From what I understood, she didn't even live in Navesink Bank anymore. Not too far, of course, since she was tight with her family, but far enough that she didn't have a reason to be here in town this late at night at all. Let alone in the office. Or, even less likely, in the rooms above the office.
To that, she ducked her head, leaning down to fetch the lost towel, her wet hair a darker auburn than usual.
"Let me go hang this up," she said, turning, trying to evade answering. I knew the tactic well. And I knew Gemma well enough to know she was a pretty terrible liar, so avoidance was the only way she could get away with not telling me the truth.
With that, though, she turned, rushed into the room, and through to the bathroom.
I didn't bother following, knowing she would eventually--after brushing out her hair and trying to come up with a feasible excuse-- have to come back out and face me.
"I could go for some tea. How about you?" she asked, brushing past me as though this were the most natural situation in the world. "Do guys like you like tea?" she prattled on, making her way into the common area.
"Guys like me?" I repeated, following behind.
"Oh, you know. The save-the-world types. I feel like you are all coffee drinkers. Black coffee, too, the worst kind," she went on, grabbing the rarely-used tea caddy from the cupboard, and flicking on the electric tea kettle. "Yeah, definitely not the tea kind. And certainly not herbal tea. Which is all I drink. I get all shaky with caffeine. Oh, nice. Chamomile. Always a good choice. Especially this late at night when you're trying to calm down for bed."
"Gemma, honey, talking nonstop isn't going to make me forget my original question."
"I have completely forgotten the original question, actually," she said, voice rising to an almost laughable level as her pale cheeks flamed. She didn't even try to face me during the lie. At least she knew she was a shit liar.
But I could play along.
"The original question was about what you are doing here."
"Oh, right, that," she agreed, sucking in a deep breath, tapping her fingers on the counter top.
"Did you forget the question again, Gem?" I asked, watching as she grinned before glancing over her shoulder a
t me.
"No, I don't have that short a memory," she told me, turning fully, leaning back against the counter.
"And yet you're still not answering me," I reminded her, smiling a little at her bashful head shake.
"I know."
"Did Jules set you up here?" I asked, even though it made no sense for her to do so. At least not without telling one of us.

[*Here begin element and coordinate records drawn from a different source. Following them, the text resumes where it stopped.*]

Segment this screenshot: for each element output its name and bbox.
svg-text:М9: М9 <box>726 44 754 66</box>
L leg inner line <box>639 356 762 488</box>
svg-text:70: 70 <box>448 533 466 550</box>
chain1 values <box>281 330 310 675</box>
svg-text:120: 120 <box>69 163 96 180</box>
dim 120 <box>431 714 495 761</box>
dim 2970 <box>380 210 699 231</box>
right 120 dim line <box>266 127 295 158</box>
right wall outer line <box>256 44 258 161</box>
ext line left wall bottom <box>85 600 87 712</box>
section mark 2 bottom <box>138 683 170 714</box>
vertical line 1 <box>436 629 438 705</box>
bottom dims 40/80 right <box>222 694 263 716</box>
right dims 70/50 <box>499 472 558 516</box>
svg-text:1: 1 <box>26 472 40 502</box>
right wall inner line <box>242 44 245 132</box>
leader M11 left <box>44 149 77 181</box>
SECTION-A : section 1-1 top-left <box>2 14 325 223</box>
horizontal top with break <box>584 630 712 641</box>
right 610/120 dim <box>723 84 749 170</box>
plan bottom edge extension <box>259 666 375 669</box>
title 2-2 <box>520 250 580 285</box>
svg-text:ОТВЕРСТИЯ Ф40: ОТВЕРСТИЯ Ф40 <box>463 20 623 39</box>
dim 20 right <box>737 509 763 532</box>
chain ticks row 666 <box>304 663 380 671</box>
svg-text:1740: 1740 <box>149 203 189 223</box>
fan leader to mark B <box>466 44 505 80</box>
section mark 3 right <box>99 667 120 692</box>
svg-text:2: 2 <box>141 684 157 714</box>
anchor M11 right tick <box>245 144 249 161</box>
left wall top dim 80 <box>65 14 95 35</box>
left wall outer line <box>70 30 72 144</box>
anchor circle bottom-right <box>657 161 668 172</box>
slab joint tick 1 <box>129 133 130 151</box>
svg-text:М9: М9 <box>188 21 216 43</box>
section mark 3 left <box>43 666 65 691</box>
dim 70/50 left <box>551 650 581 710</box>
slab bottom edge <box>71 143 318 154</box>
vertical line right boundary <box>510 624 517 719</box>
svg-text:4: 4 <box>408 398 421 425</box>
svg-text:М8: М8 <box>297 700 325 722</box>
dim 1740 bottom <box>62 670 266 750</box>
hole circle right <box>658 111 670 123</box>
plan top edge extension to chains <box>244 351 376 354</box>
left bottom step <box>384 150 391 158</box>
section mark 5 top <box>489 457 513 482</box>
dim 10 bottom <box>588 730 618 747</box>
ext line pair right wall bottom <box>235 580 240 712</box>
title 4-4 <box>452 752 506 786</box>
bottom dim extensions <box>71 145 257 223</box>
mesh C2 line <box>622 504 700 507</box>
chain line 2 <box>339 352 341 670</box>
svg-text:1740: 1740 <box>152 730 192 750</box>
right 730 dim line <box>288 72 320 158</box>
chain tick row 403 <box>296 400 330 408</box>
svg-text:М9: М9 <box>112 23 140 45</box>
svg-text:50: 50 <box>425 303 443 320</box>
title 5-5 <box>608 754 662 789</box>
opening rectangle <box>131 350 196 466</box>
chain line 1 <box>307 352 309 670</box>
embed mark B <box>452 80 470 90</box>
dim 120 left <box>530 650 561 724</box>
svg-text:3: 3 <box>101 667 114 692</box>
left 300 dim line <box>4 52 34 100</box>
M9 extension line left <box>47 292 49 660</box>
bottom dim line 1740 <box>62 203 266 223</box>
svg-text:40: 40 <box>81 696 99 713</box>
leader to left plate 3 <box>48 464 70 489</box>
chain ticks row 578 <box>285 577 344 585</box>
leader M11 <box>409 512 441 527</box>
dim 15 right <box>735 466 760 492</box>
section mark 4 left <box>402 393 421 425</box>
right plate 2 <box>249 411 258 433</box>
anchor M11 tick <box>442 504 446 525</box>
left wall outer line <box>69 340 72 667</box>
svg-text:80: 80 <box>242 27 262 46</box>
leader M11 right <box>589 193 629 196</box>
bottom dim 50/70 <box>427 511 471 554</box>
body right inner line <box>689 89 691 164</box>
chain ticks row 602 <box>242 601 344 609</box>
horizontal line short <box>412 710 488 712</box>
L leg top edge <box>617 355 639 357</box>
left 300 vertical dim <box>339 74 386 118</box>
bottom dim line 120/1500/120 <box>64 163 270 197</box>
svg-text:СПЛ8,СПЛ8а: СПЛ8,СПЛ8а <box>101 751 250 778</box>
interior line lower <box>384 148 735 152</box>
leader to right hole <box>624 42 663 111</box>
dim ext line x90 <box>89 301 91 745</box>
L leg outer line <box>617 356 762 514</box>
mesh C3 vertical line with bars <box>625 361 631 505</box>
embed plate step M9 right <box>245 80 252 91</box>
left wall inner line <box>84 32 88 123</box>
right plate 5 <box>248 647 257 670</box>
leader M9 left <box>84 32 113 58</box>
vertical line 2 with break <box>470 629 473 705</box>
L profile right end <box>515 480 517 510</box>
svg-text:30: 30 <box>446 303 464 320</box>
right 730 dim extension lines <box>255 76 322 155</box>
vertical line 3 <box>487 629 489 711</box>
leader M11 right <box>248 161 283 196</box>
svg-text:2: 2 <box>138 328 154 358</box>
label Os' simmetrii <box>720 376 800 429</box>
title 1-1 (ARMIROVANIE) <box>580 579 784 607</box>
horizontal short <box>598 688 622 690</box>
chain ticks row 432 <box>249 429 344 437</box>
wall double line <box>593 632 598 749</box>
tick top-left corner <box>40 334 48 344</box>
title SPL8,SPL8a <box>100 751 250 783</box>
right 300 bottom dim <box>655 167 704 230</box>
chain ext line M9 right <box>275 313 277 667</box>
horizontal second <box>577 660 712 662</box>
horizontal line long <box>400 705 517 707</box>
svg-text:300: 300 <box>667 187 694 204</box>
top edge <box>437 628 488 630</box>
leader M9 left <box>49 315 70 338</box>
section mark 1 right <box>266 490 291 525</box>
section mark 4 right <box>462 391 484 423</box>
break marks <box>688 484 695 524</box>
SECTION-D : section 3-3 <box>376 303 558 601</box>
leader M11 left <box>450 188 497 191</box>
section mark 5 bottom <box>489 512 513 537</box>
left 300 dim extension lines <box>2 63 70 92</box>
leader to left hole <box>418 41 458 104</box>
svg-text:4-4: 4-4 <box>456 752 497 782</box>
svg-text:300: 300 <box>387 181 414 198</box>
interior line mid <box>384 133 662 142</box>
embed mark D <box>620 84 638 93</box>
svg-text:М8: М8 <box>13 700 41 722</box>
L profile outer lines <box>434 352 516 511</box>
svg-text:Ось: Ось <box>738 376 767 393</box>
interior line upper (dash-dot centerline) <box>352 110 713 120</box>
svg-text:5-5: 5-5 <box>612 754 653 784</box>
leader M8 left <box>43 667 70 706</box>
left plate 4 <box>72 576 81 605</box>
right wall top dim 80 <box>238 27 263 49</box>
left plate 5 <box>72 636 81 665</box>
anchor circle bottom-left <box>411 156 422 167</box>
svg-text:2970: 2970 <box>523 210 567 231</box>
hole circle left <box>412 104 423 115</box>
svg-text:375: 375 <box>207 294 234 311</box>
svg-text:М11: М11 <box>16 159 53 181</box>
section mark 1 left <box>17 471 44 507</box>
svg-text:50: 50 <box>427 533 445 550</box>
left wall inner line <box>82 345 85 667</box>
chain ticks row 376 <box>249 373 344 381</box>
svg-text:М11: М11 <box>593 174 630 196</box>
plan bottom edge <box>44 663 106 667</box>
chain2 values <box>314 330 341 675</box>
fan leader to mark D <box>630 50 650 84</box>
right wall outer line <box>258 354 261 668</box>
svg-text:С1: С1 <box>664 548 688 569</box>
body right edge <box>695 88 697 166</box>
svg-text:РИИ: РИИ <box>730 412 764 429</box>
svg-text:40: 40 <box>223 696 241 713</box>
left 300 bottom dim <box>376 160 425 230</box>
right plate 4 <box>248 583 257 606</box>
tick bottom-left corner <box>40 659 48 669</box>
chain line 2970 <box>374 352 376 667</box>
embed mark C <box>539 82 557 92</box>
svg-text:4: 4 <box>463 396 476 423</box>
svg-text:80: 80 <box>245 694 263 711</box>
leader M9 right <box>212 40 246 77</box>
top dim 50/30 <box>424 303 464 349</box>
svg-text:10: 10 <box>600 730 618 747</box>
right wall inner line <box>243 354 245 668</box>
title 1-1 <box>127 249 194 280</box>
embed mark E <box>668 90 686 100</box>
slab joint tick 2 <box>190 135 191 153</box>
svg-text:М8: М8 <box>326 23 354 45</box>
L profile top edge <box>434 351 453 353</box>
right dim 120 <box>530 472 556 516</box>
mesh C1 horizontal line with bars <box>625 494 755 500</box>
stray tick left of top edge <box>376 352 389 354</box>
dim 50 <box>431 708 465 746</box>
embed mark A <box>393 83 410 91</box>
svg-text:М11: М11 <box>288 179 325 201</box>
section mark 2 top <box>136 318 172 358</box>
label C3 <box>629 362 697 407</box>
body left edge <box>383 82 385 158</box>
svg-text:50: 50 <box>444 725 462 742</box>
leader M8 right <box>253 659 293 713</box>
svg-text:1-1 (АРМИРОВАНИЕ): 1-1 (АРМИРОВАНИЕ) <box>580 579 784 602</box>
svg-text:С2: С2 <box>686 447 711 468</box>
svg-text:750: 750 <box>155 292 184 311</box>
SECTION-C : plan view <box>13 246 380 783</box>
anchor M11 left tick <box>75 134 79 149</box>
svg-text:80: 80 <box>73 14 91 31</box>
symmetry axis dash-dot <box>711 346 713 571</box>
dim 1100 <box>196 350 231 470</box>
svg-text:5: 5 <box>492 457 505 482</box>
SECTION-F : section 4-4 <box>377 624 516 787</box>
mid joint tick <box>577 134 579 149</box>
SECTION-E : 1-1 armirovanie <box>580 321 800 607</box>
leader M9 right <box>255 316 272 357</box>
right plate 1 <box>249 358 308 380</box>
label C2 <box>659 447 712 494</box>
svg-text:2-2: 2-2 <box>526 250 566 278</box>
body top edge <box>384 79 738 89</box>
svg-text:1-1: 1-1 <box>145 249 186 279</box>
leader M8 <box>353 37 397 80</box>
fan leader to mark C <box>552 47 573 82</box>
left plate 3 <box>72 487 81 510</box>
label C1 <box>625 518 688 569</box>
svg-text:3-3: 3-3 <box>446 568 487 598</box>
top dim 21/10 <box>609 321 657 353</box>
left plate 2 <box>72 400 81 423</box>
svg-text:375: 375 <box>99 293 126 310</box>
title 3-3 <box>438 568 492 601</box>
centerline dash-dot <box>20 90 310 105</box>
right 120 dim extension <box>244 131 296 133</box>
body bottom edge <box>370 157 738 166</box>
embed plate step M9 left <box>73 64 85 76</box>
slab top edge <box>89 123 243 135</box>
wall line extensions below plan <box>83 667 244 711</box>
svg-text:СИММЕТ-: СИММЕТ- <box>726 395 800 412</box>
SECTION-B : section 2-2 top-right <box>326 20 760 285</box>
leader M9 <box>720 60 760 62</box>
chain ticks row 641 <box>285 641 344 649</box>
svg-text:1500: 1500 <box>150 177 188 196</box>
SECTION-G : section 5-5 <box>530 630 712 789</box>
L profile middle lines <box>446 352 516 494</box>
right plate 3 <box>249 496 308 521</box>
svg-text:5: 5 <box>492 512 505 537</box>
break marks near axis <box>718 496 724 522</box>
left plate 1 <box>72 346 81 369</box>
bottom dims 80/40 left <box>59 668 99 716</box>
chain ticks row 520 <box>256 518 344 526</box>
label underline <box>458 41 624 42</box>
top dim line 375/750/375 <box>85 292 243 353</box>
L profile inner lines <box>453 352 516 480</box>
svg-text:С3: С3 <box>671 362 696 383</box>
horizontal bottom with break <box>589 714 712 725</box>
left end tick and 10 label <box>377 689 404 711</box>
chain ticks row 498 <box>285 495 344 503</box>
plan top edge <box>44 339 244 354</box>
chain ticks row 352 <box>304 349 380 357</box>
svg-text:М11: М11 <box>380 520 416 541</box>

"No. Jules doesn't know I'm here. And, actually, I would really appreciate it if you don't tell her. Or anyone else in the office for that matter. I know you guys all have your bro code and stuff, but I'm begging you here."
Begging.
That was a strong enough of a word to put me on edge.
Before, it had just been a genuine curiosity, things that didn't make a lot of sense.
But if she was begging me to keep a secret from her sister--when she was as close as could be with her family--then, yeah, something was up. Something big. Likely something bad.
"I won't say anything. At least not until I need to," I told her, not making promises I wasn't sure I could keep.
If things were on the serious side, then, well, she was our girl just as sure as Jules was; we needed to protect her.
"I guess that is the best you're gonna give me, huh?" she asked as the teapot flicked off.
She turned, pouring water, and adding honey to her tea, then faced me again with the hot cup between both hands.
"I can't go back to my apartment," she admitted, eyes on mine.
"Why not?"
"Because it's not safe."
'Safe' had a lot of connotations. She could be having the place fumigated for roaches, and the chemicals could hurt her. Or she could have an issue with a gas leak or a rabid dog across the hall.
But I knew.
I knew this was a different kind of not safe.
The kind that had you fleeing your life to hide in a place you knew had multiple security levels. From a state-of-the-art system to thermal protected walls and bullet resistant windows.
So if she was here instead of crashing at her parents' house or with a friend, it certainly made one think she was into something serious.